MANILA, Philippines -- Conglomerate San Miguel Corp. said its net income fell sharply in the first half from a year earlier, when assets sales had boosted profits, although it said its push into power ventures had yielded strong results.
San Miguel, already one of the country's biggest power players just two years after it entered the sector, said net profit in January to June was P6.28 billion ($138 million) from P56.25 billion a year earlier.
Last year, the company recorded net income of P52.9 billionin the second quarter alone, a figure which was boosted by extraordinary gains from asset sales.
The 120-year-old conglomerate has added power, mining, oil refining, telecommunications and infrastructure to its business lines after dominating the local food and drinks sector for decades. It is now selling substantial stakes in its food and drinks units to finance more acquisitions in high-growth sectors.

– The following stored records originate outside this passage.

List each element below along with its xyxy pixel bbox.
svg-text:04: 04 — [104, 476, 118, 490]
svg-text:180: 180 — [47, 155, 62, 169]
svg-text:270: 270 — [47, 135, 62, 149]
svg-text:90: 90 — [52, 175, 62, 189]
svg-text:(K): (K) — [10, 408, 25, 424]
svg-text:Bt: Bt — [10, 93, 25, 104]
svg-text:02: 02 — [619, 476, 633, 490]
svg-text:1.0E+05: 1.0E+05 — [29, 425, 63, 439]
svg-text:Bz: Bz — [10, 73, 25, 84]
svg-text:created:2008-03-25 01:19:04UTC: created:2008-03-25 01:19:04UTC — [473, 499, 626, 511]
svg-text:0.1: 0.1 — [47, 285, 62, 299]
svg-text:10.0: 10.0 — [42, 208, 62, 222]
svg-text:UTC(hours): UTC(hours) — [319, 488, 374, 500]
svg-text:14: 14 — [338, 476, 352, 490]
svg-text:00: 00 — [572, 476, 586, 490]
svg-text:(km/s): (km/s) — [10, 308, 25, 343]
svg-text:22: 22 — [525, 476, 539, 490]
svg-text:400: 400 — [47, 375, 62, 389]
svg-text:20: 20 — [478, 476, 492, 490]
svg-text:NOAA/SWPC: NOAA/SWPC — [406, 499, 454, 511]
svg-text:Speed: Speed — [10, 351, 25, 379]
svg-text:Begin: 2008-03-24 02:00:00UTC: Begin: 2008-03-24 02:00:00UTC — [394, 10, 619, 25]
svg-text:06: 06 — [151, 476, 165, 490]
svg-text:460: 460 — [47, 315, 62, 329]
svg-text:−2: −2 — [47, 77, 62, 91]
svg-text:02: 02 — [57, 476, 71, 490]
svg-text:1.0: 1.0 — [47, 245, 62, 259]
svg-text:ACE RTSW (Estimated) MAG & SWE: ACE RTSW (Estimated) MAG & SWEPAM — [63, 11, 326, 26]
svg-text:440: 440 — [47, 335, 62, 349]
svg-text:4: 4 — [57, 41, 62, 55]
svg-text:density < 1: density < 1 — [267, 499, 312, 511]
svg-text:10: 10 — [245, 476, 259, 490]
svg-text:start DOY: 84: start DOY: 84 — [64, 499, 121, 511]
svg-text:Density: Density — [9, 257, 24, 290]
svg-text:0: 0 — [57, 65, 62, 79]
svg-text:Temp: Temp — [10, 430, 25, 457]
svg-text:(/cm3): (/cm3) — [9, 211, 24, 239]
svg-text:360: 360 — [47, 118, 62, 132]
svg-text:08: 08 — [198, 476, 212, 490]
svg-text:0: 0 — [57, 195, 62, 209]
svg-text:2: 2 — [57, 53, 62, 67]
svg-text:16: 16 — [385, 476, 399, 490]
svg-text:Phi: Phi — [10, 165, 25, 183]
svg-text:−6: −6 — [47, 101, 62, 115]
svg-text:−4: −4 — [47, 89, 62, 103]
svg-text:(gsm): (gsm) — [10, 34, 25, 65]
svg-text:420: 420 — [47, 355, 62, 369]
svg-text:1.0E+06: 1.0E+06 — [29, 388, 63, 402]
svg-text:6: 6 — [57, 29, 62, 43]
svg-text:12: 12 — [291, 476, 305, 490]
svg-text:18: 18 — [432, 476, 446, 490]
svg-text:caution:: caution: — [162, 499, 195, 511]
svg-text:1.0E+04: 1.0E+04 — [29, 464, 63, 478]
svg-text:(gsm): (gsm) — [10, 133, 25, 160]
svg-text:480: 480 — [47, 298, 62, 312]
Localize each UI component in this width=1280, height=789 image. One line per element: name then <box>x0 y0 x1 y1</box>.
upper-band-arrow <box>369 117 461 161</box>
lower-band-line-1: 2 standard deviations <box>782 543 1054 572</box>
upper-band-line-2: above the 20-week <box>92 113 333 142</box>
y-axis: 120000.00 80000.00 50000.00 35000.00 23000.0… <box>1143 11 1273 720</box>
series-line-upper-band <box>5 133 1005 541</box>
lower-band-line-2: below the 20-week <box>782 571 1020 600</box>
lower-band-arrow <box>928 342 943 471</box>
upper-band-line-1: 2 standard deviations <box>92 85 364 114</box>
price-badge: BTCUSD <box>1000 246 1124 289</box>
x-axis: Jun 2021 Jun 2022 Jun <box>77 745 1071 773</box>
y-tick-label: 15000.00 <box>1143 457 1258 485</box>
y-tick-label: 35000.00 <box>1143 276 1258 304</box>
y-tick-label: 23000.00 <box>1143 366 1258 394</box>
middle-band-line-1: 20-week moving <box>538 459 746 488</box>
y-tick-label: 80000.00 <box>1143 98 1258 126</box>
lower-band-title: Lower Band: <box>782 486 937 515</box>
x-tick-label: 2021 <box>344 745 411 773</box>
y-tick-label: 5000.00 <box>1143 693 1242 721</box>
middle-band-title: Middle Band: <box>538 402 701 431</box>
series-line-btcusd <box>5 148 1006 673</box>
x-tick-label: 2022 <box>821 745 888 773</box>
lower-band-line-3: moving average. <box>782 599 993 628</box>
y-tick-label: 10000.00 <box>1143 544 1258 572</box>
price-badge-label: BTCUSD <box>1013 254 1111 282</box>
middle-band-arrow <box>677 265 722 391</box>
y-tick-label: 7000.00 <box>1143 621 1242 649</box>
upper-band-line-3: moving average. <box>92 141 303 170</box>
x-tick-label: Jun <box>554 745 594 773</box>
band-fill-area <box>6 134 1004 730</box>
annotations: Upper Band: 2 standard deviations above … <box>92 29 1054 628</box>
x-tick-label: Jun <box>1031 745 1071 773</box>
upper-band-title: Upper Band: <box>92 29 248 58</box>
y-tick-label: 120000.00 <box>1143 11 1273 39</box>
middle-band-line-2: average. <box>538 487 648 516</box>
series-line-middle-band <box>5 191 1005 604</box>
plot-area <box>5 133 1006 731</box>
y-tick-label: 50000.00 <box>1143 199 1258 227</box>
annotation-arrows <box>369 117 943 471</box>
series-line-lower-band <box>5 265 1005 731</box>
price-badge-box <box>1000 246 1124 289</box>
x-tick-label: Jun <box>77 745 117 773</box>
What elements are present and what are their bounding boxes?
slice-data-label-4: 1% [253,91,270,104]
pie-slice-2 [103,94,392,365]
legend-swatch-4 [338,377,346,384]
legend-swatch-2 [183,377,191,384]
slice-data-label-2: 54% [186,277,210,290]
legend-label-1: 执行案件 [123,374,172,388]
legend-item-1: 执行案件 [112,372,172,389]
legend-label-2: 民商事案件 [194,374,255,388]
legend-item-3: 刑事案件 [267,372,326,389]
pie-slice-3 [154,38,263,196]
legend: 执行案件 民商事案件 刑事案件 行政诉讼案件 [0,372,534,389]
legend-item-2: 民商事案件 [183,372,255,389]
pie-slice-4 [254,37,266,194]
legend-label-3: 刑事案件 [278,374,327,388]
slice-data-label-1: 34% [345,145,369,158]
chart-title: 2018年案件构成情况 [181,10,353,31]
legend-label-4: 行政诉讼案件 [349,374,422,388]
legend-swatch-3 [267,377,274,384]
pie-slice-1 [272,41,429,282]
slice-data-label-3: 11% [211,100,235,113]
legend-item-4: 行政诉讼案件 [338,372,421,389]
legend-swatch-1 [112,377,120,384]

San Miguel's flagship brewery unit, San Miguel Brewery, recorded a net income of P5.56 billion in the first half, up 14% from a year earlier. San Miguel sells 9 out of every 10 beers sold in the Philippines.
Analysts do not give quarterly forecasts for San Miguel but they expect the company to make a net profit of P12.06 billion this year, sharply lower than a 2009 profit of nearly P58 billion which was boosted by asset sales, according to the mean estimate of Thomson Reuters.
The results were released after the market closed. On Thursday, San Miguel's A and B shares were down 0.15% and 0.73% respectively against a 1.13% drop in the broader market.